Litigation Courts of minimal jurisdiction are courts that deal with only specific styles of trials. They are often located in/near the county courthouse and are usually presided utilizing a single judge. A judge sitting with no jury hears the majority of the cases heard as a result of these courts. Some examples for trial courts connected with limited jurisdiction comprise:

Small claims court: This court in most cases handles issues relating to private persons from a relatively low amount of money amount, for example, less than a couple thousand dollars.

Municipal court: This court usually handles cases involving offenses against city ordinances.

Probate : This court takes care of matters concerning applying the estate of a person who has recently died. It sees that the provisions of the will are accomplished or sees that her property is distributed as reported by state law in the event he/she died intestate (with no will).

Family : This court deals with matters concerning child care, annulments, divorce proceedings, alimony, custody, child support, etc.

Traffic court: This court frequently handles minor infractions of traffic legislation.

Juvenile court: This court generally handles cases including delinquent children under a particular age, for example, 18 or 21.

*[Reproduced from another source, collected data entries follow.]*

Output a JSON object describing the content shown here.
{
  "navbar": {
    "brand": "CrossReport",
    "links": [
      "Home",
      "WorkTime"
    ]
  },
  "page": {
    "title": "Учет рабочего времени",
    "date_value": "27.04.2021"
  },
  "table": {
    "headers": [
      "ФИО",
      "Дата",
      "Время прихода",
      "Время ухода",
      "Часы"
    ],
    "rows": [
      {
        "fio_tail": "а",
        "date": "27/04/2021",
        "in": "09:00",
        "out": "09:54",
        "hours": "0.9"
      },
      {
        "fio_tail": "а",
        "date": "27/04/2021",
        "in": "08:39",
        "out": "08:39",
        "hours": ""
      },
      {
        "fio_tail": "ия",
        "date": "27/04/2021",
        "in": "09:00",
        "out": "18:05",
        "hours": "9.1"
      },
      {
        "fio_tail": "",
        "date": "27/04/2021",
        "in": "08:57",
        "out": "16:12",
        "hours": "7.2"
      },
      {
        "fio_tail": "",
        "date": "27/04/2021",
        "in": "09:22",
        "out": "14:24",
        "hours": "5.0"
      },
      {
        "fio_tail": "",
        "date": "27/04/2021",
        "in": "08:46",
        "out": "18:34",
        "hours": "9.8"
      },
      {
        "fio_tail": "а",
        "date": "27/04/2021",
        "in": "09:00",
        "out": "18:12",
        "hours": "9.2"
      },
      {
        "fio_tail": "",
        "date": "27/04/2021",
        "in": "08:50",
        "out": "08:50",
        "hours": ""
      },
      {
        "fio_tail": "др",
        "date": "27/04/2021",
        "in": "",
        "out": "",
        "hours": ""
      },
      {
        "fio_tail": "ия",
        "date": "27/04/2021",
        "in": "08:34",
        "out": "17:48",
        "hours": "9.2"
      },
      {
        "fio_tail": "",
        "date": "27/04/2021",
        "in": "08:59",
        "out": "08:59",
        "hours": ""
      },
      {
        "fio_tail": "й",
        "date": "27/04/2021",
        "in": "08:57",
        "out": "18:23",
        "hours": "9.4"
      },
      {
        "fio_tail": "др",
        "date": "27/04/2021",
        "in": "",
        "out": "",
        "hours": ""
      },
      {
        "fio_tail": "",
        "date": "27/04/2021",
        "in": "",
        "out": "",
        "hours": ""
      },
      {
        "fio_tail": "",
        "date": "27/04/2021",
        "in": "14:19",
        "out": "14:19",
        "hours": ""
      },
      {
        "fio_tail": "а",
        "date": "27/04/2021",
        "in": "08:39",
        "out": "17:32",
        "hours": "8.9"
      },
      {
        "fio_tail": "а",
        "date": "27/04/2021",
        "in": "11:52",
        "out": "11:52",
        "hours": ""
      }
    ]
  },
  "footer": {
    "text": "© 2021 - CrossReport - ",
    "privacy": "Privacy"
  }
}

Many states have a county court, which may often be purely administrative (such as ) or can have jurisdiction over criminal cases including felonies just like in this state) In states using an administrative court, the body acts as the executive agency to the local government. In the states that have a judicial county court, such as California, it generally tackles trials for felonies, as well as appeals of misdemeanors because of local courts and many small claims occurrences.

It is the court of first jurisdiction, and thus takes care of mostly trials for accused felons. The Lincoln Area Court is recognized and has the ability to manage the prosecution of all infractions committed in the County.

The County Court has limited jurisdiction around civil cases. In Texas as an illustration the Judge handles such legislation..

Otherwise in the united states, the courts of original jurisdiction generally in most states have jurisdiction more than a particular county, parish, shire, or borough; but instead to be called "county court" they may be called "superior court" or maybe "circuit court". Multiple courts in typically limited original jurisdiction in a county are normally called "district courts" or, if located throughout and serving a particular municipality, "municipal courts"; and are subordinate towards the county superior or even circuit court.